编纂者除了在针对某一国家的文学史叙述时体现出了联系的观点,在各个国家文学的相互关系中,也体现出了这一特点,具体即表现为采用比较的方法,发展的眼光。关于比较文学与世界文学的关系问题,邹建军在《以世界文学为基本对象的比较文学研究》中已有详尽的论述:“从某种意义上来看,世界文学也就是比较文学。世界文学的批评方法是为比较文学研究而运用的,并且已经成为比较文学研究方法的重要内容。比较文学作为一种新的文学批评方法,是伴随着世界文学观念形成与世界文学对象的产生而产生的,因此可以说没有世界文学就没有比较文学。”他还提出比较文学研究可以改变限于某一国家与群族之内的狭小格局,从而开拓出文学研究的新天地的观点。可见,比较文学研究与世界文学研究关系十分紧密,在世界文学史的编纂中注入联系的眼光,比较文学的研究方法是非常必要且有意义的。以该册书的第九编东亚、东南亚与中央亚细亚文学为例,这一编主要介绍了中国文学、朝鲜文学、日本文学、越南文学、藏族文学及蒙古族文学。在具体介绍这一时期的朝鲜文学、日本文学、越南文学时,书中明确提出了汉语文学、文化对其文学、文化、思想的影响,并对相关重点作品或文学特点进行了具体论述;而在论及藏族文学与蒙古族文学时,考虑到其与佛教的密切关系,重点介绍了古印度文学对之产生的深刻影响。通过国与国、民族与民族之间文化交流、影响的介绍以及具体文学史实的比较分析,使得各文化圈、各国家、各民族之间的文学史密切关联起来,整个世界的文学史都更加贯通连融,形成了有机联系的整体,在更加宏观的角度打开了研究世界文学史的新思路。
(三)图文并茂,叙论结合
在我国以往的世界文学史著作中,出了作家影像、重要著作的封皮图片,较少出现相关外文文献的图像资料,即使有些著作带有相关插图,在数量上也十分稀少。而这套《世界文学史》则在论述的过程中对相关的图片资料进行了大量的补充与展示,使我们能够更加直观地了解相应的文学史知识。《世界文学史》第四编下册所载相关资料图片就有三十余张。具有代表性的包括:俄罗斯文学中大司祭阿瓦库姆的手迹(取自阿瓦库姆《行传》)、爱沙尼亚文学中的里加版画、僧伽罗文学中的常古·纳拉扬神庙、爪哇传统哇扬戏、五世达赖喇嘛的藏文作品《王族家谱》、蒙古木版佛教文献《伟大的拯救者》等。其中,人物肖像(如胡安娜·伊内斯·德·拉·克鲁斯的肖像、大司祭阿瓦库姆的肖像等)可以让我们直观地了解当时当地重要的文学者的形象,从感性层面增添对其的了解;景物、节礼等场景图片(如宗教辩论会微型画、印度排灯节微型画、僧伽罗文学中的常古·纳拉扬神庙、爪哇传统哇扬戏、中国《警世通言》中的插图等)则可以使我们对书中所介绍的活动场景形成更明晰的画面感,有助于我们更加准确地理解相应的文字表述;而其中的外文作品文本截图(如俄罗斯文学中大司祭阿瓦库姆的手迹、五世达赖喇嘛的藏文作品《王族家谱》、蒙古木版佛教文献《伟大的拯救者》等),我们虽然由于语言障碍,大多数读者都不能识读,但图片性的展示仍然可以帮助我们对该文本形成一种感官上的印象,从其行文布局特点中直接感受其民族文学、文化的特点。
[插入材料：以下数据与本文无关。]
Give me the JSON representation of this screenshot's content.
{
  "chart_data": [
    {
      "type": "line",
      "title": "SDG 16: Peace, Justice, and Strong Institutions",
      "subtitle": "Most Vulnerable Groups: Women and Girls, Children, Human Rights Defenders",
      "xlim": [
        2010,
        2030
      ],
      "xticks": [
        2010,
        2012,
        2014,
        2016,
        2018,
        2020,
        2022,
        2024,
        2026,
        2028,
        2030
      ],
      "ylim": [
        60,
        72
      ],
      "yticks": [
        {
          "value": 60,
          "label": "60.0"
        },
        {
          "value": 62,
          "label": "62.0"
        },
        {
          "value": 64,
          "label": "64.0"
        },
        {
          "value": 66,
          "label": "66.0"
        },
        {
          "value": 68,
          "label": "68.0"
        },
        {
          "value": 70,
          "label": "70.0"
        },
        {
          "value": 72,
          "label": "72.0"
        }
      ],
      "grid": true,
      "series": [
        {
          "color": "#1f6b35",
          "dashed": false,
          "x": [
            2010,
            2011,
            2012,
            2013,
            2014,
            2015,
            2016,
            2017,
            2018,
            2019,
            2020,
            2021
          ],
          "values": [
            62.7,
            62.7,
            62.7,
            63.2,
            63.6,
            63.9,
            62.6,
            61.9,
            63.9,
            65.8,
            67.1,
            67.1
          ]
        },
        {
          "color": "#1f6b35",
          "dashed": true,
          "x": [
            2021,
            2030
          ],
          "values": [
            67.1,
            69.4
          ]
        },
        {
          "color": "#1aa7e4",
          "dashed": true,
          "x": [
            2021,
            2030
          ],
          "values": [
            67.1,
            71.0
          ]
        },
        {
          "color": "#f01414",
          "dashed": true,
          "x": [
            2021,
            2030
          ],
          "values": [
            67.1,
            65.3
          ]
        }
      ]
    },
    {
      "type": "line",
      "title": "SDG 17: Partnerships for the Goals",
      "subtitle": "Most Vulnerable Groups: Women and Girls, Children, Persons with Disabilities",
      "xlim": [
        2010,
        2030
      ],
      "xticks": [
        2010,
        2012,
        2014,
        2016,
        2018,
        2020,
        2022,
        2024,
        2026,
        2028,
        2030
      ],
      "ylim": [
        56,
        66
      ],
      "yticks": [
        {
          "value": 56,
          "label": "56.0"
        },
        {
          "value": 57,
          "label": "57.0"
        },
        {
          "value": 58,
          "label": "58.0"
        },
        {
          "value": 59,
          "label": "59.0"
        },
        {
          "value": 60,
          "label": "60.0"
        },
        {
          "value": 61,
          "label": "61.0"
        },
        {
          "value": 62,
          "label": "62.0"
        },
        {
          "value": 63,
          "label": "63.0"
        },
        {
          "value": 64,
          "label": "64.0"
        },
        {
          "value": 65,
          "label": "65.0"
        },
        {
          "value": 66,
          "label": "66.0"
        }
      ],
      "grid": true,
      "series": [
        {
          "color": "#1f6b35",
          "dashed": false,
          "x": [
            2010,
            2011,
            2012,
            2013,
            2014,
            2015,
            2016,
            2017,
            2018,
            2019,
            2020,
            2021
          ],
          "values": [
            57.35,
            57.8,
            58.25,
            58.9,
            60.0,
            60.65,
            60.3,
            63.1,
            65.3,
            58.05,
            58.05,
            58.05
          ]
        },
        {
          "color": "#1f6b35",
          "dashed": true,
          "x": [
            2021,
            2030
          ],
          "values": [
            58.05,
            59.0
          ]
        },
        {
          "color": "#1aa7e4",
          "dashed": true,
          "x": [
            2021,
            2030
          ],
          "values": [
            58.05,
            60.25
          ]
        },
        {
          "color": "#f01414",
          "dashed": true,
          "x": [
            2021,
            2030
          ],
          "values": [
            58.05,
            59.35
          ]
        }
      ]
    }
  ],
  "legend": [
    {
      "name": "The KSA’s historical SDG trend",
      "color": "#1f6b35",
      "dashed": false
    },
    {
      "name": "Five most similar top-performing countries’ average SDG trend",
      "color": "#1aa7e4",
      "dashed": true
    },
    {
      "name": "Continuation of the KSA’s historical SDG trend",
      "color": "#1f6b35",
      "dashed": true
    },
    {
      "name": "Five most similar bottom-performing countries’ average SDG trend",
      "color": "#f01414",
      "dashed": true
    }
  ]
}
相较于现有的其他世界文学史著作,《世界文学史》在内容上不仅仅集中于就具体文学史实平铺直白的介绍,还时常结合当时当地的社会历史文化背景、所论及对象在世界文学史中的实际地位作用以及编纂者个人的理解对客观文学史实进行评论与分析,在整体上形成了一种叙论结合的特点。这一点尤其体现在每一编的序言以及每一章的结尾处,而在具体论述的每一段内容中也会不着痕迹地将评论融会于叙述中,有的是论及现象的原因,有的论及想象的影响及后果,有的则论及其在该国文学史或世界文学史的地位和褒贬倾向,有的就直接提出编纂者对某一问题的观点。例如,在第九编东亚、东南亚与中央亚细亚文学的第一章中国文学中,编纂者在讨论汤显祖的戏剧时就提出了“对于剧作家来说,最重要的是要表达自己的思想和个人的感受”的观点,在下文中继而从此观点出发,对汤显祖的元杂剧创作进行了点评与分析。这种大处大论、小处小论、时而提出观点立论的安排使得我们在阅读的过程中会时不时地得到一些启发,不断引导我们去思考相关问题,并尝试解决该问题。
(四)意识形态的隐现
不可否认,《世界文学史》在很大程度上打破了一些在编纂世界文学史时所固有的偏见,如上文所提到的打破欧美中心主义,突破诗歌、戏剧、小说三大主流文学体裁中心论等,但作为时代、历史、人类意识支配下的产物,通过仔细地研读与体悟,我们仍可发现在文本的结构、叙述中暗藏着以苏俄为中心的意识形态与思想倾向。就第四卷下册的整体架构来看,该册书讨论的是17世纪世界文学史,其第一部分为第三编东斯拉夫文学,包括第一章俄罗斯文学、第二章乌克兰文学、第三章白俄罗斯文学,其中,俄罗斯、乌克兰、白俄罗斯是苏维埃社会主义共和国联盟时期最主要的三个组成民族;第四编波罗的海沿岸的文学主要论述了立陶宛文学、拉脱维亚文学、爱沙尼亚文学等,这其实就是苏联位于波罗的海沿岸的三个加盟共和国;第六编中亚文学实质上是苏联在中亚五个成员国的文学史;第七编外高加索文学中的阿塞拜疆、亚美尼亚、格鲁吉亚等三个国家也是苏联的加盟国家;而第五编近东与中东文学所包含的土耳其、波斯、阿富汗、库尔德、阿拉伯等国家虽并非苏联的成员,但就地理位置而言,它们多与俄罗斯等国接壤,并与其他四个前述编目共同形成了一个以俄罗斯为中心的辐射环,构成了辐射轴上的第一层级。接下来的第八编南亚和东南亚文学、第九编东亚、东南亚与中央亚细亚文学两编则实际上构成了该辐射轴的二级区域。而第十编美洲大陆的文学、第十一编非洲文学两编则可视为该辐射轴的三级区域。这样从整体的框架来看就形成了以俄罗斯为中心逐步向外扩散的局面,这也许在某种程度上就体现出了该部世界文学史布局背后的意识形态。这样的安排明显地突出了以俄罗斯为中心的苏联成员国的地位。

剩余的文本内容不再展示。